To be fair, his story has many other layers. Woven into the overarching narrative are Isaac's relationship to Lin, a scarab-headed human-insect hybrid, Lin's own dangerous liaison with a mutant crime-boss, the oligarchic politics of the city's power elite and its response to the growing slake-moth problem, and the ever-present class tension between workers and bourgeosie. Mieville's open Marxist politics certainly inform the book's world.

You could say that Mieville courts chaos (or, perhaps, crisis) rather than causality in his story: the disparate plot threads are brought together almost randomly.

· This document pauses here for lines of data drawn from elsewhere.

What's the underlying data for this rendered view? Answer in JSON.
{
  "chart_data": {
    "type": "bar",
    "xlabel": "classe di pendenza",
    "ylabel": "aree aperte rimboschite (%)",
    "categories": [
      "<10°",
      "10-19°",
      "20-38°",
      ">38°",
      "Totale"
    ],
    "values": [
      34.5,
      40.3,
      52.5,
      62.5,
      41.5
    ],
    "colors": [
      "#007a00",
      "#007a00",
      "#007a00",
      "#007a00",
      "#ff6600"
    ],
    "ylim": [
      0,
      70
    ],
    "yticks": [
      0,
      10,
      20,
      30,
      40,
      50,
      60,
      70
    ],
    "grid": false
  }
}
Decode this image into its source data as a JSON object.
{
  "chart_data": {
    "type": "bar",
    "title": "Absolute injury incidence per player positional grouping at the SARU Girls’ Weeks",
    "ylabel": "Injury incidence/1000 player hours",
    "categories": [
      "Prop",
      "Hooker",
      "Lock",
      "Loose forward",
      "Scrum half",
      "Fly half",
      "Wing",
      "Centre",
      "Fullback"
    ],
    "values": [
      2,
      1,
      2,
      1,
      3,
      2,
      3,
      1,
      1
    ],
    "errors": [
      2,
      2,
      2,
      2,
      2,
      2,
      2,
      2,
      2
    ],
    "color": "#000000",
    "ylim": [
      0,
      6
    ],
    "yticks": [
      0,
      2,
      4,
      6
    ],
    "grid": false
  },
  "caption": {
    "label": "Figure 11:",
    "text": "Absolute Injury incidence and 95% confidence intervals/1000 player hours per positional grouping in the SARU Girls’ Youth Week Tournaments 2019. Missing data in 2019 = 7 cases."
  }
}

Isaac and his cohorts' direct involvement with the slake-moth terror is entirely coincidental, the result of a petty clerk's greed in selling government property for personal profit. Yagharek's decision to aid them is based solely on his own coincidental deal with Isaac. This is almost certainly intentional: both Isaac's "crisis" research as well as the role the Weaver, effectively an inter-dimensional spider, have to play both speak to an awareness on the author's part of chaos theory and its effect on events.

But despite all these admittedly interesting details, the core plot around which all others revolve is the city's plight in the face of a bunch of nasty monsters. Perdido Street Station is a creature movie, albeit a very creative one.

Despite my general tone (which, I'll admit, is somewhat questioning), this is not necessarily a bad thing. The problem I had completely committing to this book may be a problem with me as a reader, not the story itself. The story is a small one, a tiny blip in the history of Mieville's world, a few weeks' worth of terror and excitement and trouble for a sprawling city with a long past, and perhaps I'm not used to that. It is, after all, a secondary world fantasy (as Mieville himself describes it), but it is not epic in the sense most fantasy readers are used to.  It is narrower, tightly drawn, constrained to the thoughts and concerns of a group of characters whose actions and inactions mostly effect their own situations and, at the book's climax, the situations of a city of people. The world is not in jeopardy, necessarily. The slake-moths are powerful, but universe will not necessarily crumble if they are not stopped -- though the city might founder. One could argue that since New Crobuzon is essentially the most important part of the civilizations that Mr. Mieville describes in his Bas Lag books, the fate of that city is indeed an epic question, but really the story contains very little of the over-wrought, world-shaking themes that are epic fantasy's bread and butter.

 I enjoyed the book, but it challenged me -- which is good. Its focus on character worked. Bracketing the storyline with Yagharek's internal dialog worked particularly well as a plot device, and added an element of the poetic into an often overwhelming gritty tale. The novel works far better if the reader is able to distance himself from any preconceptions of what constitutes fantasy fiction and cease comparing the story to fantasy conventions. I enjoyed it, and it will stay with me, for the story is a haunting one. 

While at times the author gets a bit carried away in his own descriptive odes to his steampunk Gomorrah, begging a little narrative restraint, Perdido Street Station is a founding accomplishment and a gauntlet for the minds of any staid reader of fantasy. Its effect may not be revelatory, but with this novel Mr. Mieville struck out in a bold new direction that undoubtedly adds complexity to the genre as a whole.